In a statement released to the market last week - and reported on Ragtrader Online - the womenswear retailer said the La Voca store concept was set for a radical "restructure" after posting an after-tax loss of $800,000 in the first half of fiscal 2008.

The 'restructure' - surely the dreaded word of choice for anyone who earns a crust from working in the volatile TCF sector - will result in half the 19 La Voca stores being rebranded as Noni B.

Subject to lessors' approval, the remaining leases will be relinquished with the company preferring to take the estimated $2 million hit of closing and rebranding the stores rather than continuing to flog what has ultimately proven a dead horse.

In attempting to put a brave face on what must have been a heavy disappointment, Noni B chairman Robert Critchley said La Voca had had to face a "significant headwind" with consumer demand weakening over the past year. The stores were taking much longer to make a profit that the group had anticipated, he argued, and this was unlikely to change in the foreseeable future. "We've seen consumer demand weaken over the past two months and we see it getting tougher before it gets better," Kindl told Melbourne newspaper The Age.
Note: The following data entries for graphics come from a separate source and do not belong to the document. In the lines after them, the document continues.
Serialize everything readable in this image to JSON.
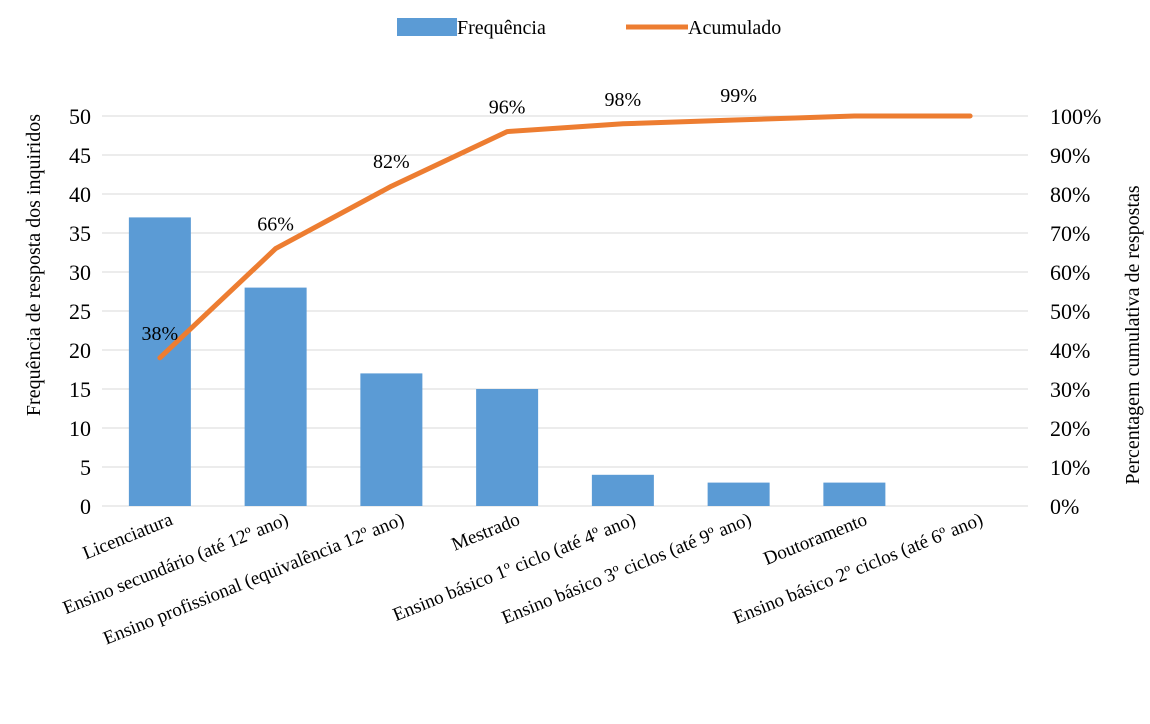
{
  "chart_data": {
    "type": "bar",
    "categories": [
      "Licenciatura",
      "Ensino secundário (até 12º ano)",
      "Ensino profissional (equivalência 12º ano)",
      "Mestrado",
      "Ensino básico 1º ciclo (até 4º ano)",
      "Ensino básico 3º ciclos (até 9º ano)",
      "Doutoramento",
      "Ensino básico 2º ciclos (até 6º ano)"
    ],
    "series": [
      {
        "name": "Frequência",
        "type": "bar",
        "axis": "left",
        "color": "#5B9BD5",
        "values": [
          37,
          28,
          17,
          15,
          4,
          3,
          3,
          0
        ]
      },
      {
        "name": "Acumulado",
        "type": "line",
        "axis": "right",
        "color": "#ED7D31",
        "values": [
          0.38,
          0.66,
          0.82,
          0.96,
          0.98,
          0.99,
          1.0,
          1.0
        ],
        "data_labels": [
          "38%",
          "66%",
          "82%",
          "96%",
          "98%",
          "99%",
          "",
          ""
        ]
      }
    ],
    "ylabel": "Frequência de resposta dos inquiridos",
    "y2label": "Percentagem cumulativa de respostas",
    "ylim": [
      0,
      50
    ],
    "yticks": [
      "0",
      "5",
      "10",
      "15",
      "20",
      "25",
      "30",
      "35",
      "40",
      "45",
      "50"
    ],
    "y2lim": [
      0,
      1
    ],
    "y2ticks": [
      "0%",
      "10%",
      "20%",
      "30%",
      "40%",
      "50%",
      "60%",
      "70%",
      "80%",
      "90%",
      "100%"
    ],
    "grid": true,
    "legend": "top-center",
    "colors": {
      "grid": "#D9D9D9"
    }
  }
}
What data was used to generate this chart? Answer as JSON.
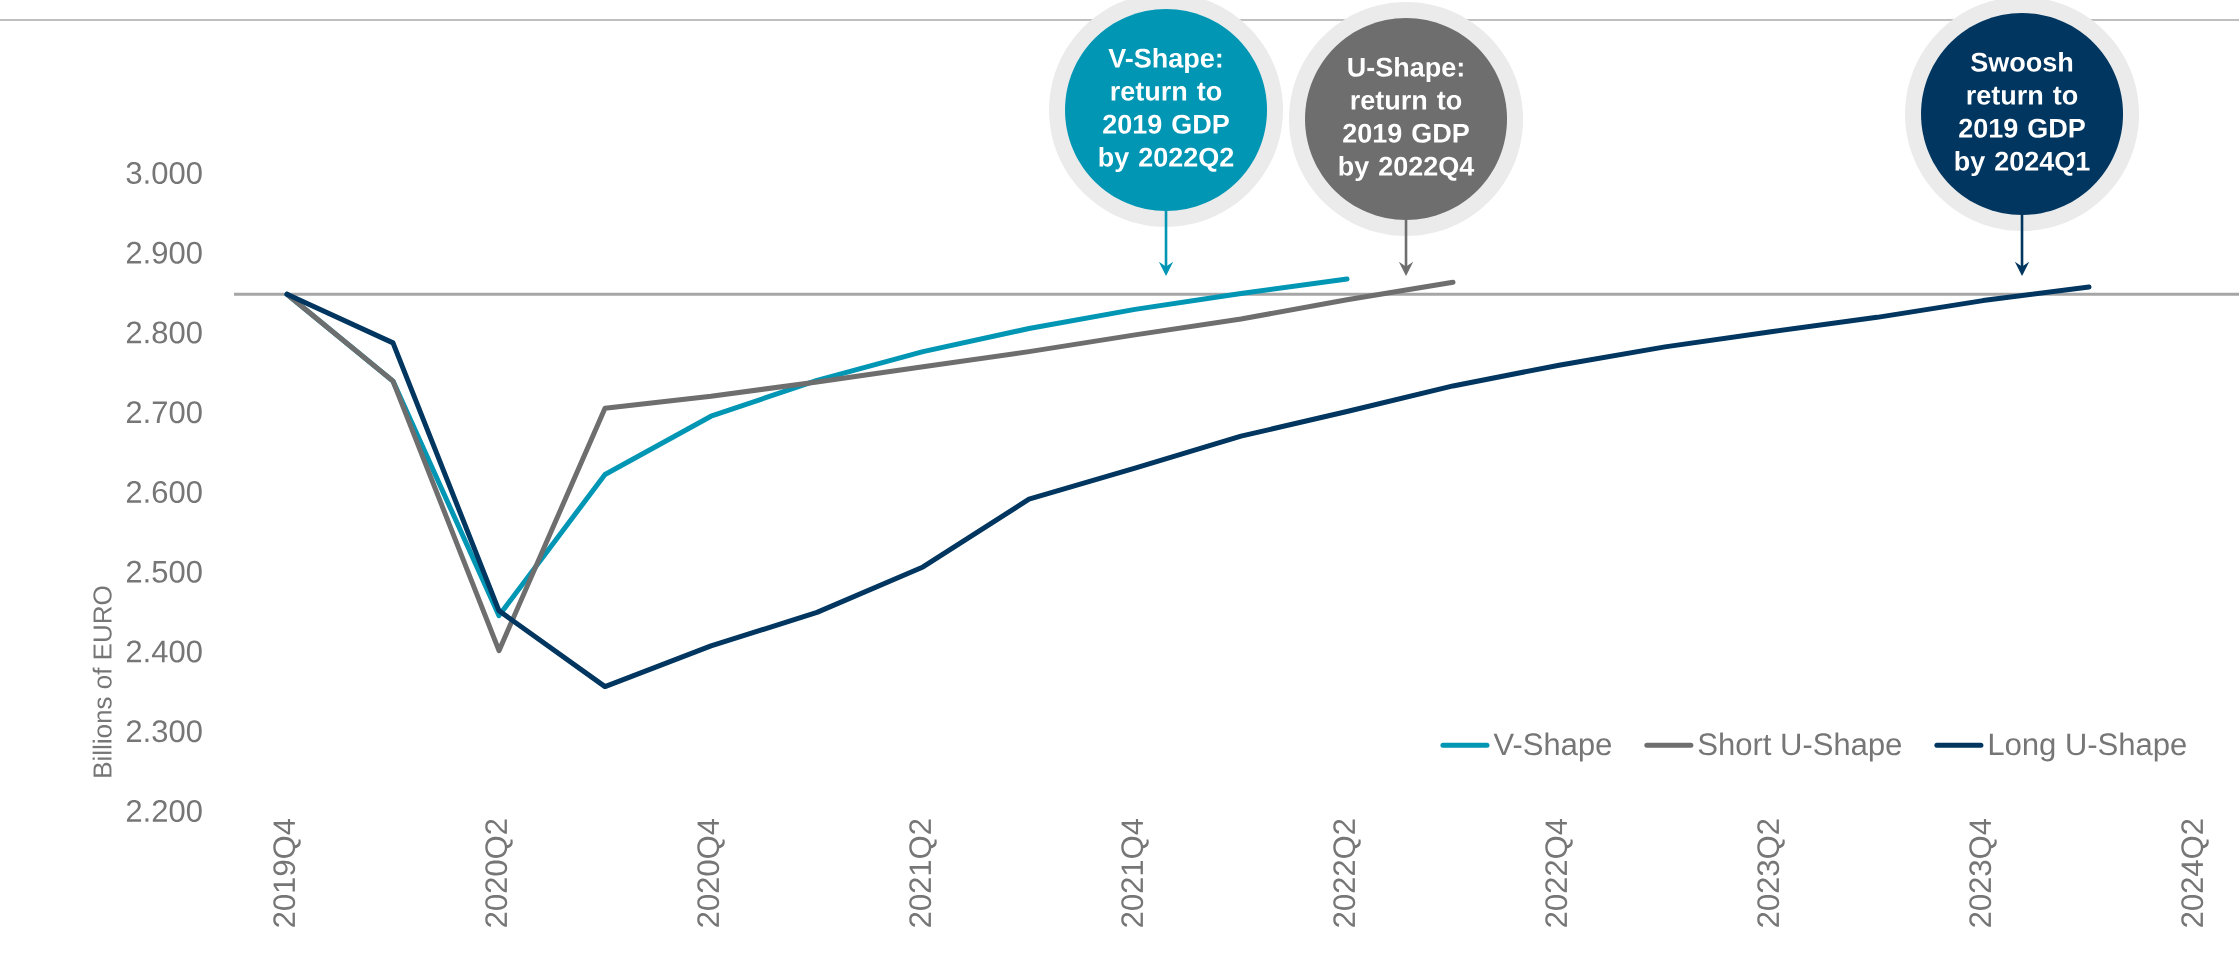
{
  "chart_data": {
    "type": "line",
    "ylabel": "Billions of EURO",
    "categories": [
      "2019Q4",
      null,
      "2020Q2",
      null,
      "2020Q4",
      null,
      "2021Q2",
      null,
      "2021Q4",
      null,
      "2022Q2",
      null,
      "2022Q4",
      null,
      "2023Q2",
      null,
      "2023Q4",
      null,
      "2024Q2"
    ],
    "series": [
      {
        "name": "V-Shape",
        "color": "#0096B4",
        "values": [
          2848,
          2739,
          2445,
          2622,
          2695,
          2740,
          2776,
          2805,
          2829,
          2849,
          2867,
          null,
          null,
          null,
          null,
          null,
          null,
          null,
          null
        ]
      },
      {
        "name": "Short U-Shape",
        "color": "#6D6E6D",
        "values": [
          2848,
          2739,
          2401,
          2705,
          2720,
          2738,
          2757,
          2776,
          2797,
          2817,
          2841,
          2863,
          null,
          null,
          null,
          null,
          null,
          null,
          null
        ]
      },
      {
        "name": "Long U-Shape",
        "color": "#00365F",
        "values": [
          2848,
          2787,
          2451,
          2356,
          2407,
          2449,
          2506,
          2591,
          2630,
          2670,
          2701,
          2733,
          2759,
          2782,
          2801,
          2819,
          2840,
          2857,
          null
        ]
      }
    ],
    "ylim": [
      2200,
      3000
    ],
    "yticks": [
      {
        "value": 2200,
        "label": "2.200"
      },
      {
        "value": 2300,
        "label": "2.300"
      },
      {
        "value": 2400,
        "label": "2.400"
      },
      {
        "value": 2500,
        "label": "2.500"
      },
      {
        "value": 2600,
        "label": "2.600"
      },
      {
        "value": 2700,
        "label": "2.700"
      },
      {
        "value": 2800,
        "label": "2.800"
      },
      {
        "value": 2900,
        "label": "2.900"
      },
      {
        "value": 3000,
        "label": "3.000"
      }
    ],
    "ref_lines": [
      {
        "axis": "y",
        "value": 2848,
        "color": "#A6A6A6"
      }
    ],
    "legend": "bottom right",
    "marker": "none",
    "line_style": "solid",
    "annotations": [
      "V-Shape: return to 2019 GDP by 2022Q2",
      "U-Shape: return to 2019 GDP by 2022Q4",
      "Swoosh return to 2019 GDP by 2024Q1"
    ]
  }
}
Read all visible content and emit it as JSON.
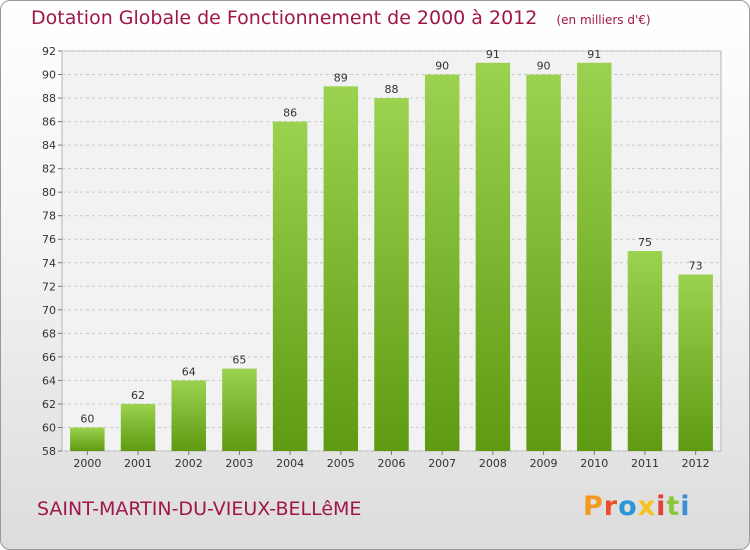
{
  "header": {
    "title": "Dotation Globale de Fonctionnement de 2000 à 2012",
    "subtitle": "(en milliers d'€)"
  },
  "footer": {
    "commune": "SAINT-MARTIN-DU-VIEUX-BELLêME",
    "brand": "Proxiti",
    "brand_colors": [
      "#f29a1f",
      "#e94f2a",
      "#2c97d6",
      "#f6c21b",
      "#e3403a",
      "#8cc63f",
      "#3a8fd6"
    ]
  },
  "colors": {
    "title": "#a0164b",
    "bar_top": "#9bd24f",
    "bar_bottom": "#5e9a12",
    "grid": "#c8c8c8"
  },
  "chart_data": {
    "type": "bar",
    "title": "Dotation Globale de Fonctionnement de 2000 à 2012",
    "subtitle": "(en milliers d'€)",
    "categories": [
      "2000",
      "2001",
      "2002",
      "2003",
      "2004",
      "2005",
      "2006",
      "2007",
      "2008",
      "2009",
      "2010",
      "2011",
      "2012"
    ],
    "values": [
      60,
      62,
      64,
      65,
      86,
      89,
      88,
      90,
      91,
      90,
      91,
      75,
      73
    ],
    "ylim": [
      58,
      92
    ],
    "yticks": [
      58,
      60,
      62,
      64,
      66,
      68,
      70,
      72,
      74,
      76,
      78,
      80,
      82,
      84,
      86,
      88,
      90,
      92
    ],
    "grid": true,
    "xlabel": "",
    "ylabel": ""
  }
}
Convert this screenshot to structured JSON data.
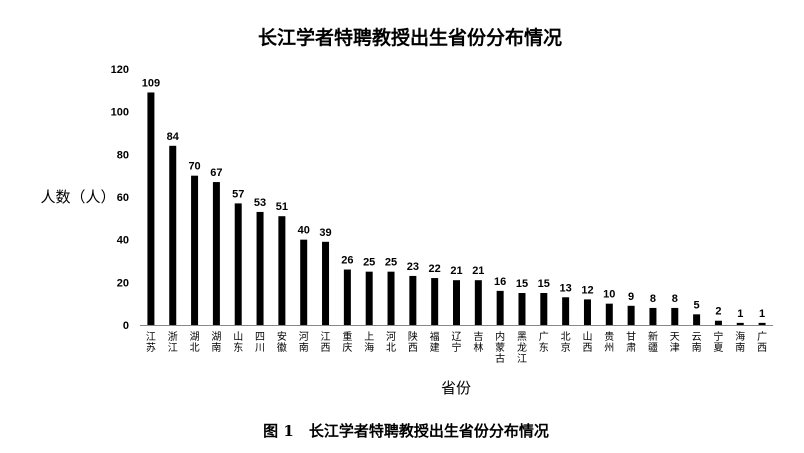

But while it is no surprise anyone trying to flog clothes - particularly women's fashions - is doing it tough at the moment, it could be argued the business model behind La Voca meant it was never really competing on an even playing field.
The core Noni B brand is a highly profitable, debt-free business.

It knows and respects its core consumer and is comfortable with where is sits in the mostly suburban marketplace. However La Voca, was a different beast entirely. The chain, founded in August 1996, was originally set up to replace the listed group's Liz Jordan premium stores which ironically had been "cannablised" owing to the fact the range was also sold in Noni B stores.

The group's managing director Alan Kindl, whose family owns a 40 per cent stake in the company, said at the time La Voca was being set up to target a more affluent shopper than Liz Jordan. Kindl claimed the group was setting its sights on the "35-year-old woman who spends three times more on fashion than Noni B's traditional shopper".

In other words it was setting its sights on that market already sewn up by another well-known retailer, David Jones.
It takes someone with balls of steel to take on the majors at the best of times, but to do so without a clear brand positioning or point of difference is fraught with danger.

For my mind's eye there was never enough of a distinction between the Noni B and La Voca brands and price alone - without the corresponding quality - was never going to cut it within such a competitive environment.

While it could be argued two years is not a particularly long time to make a new business profitable, I commend the Noni B management team for making the decision to pull up sticks when they did.

There is simply no point in putting good money after bad, potentially putting a cumbersome earnings strain on the business' other arms.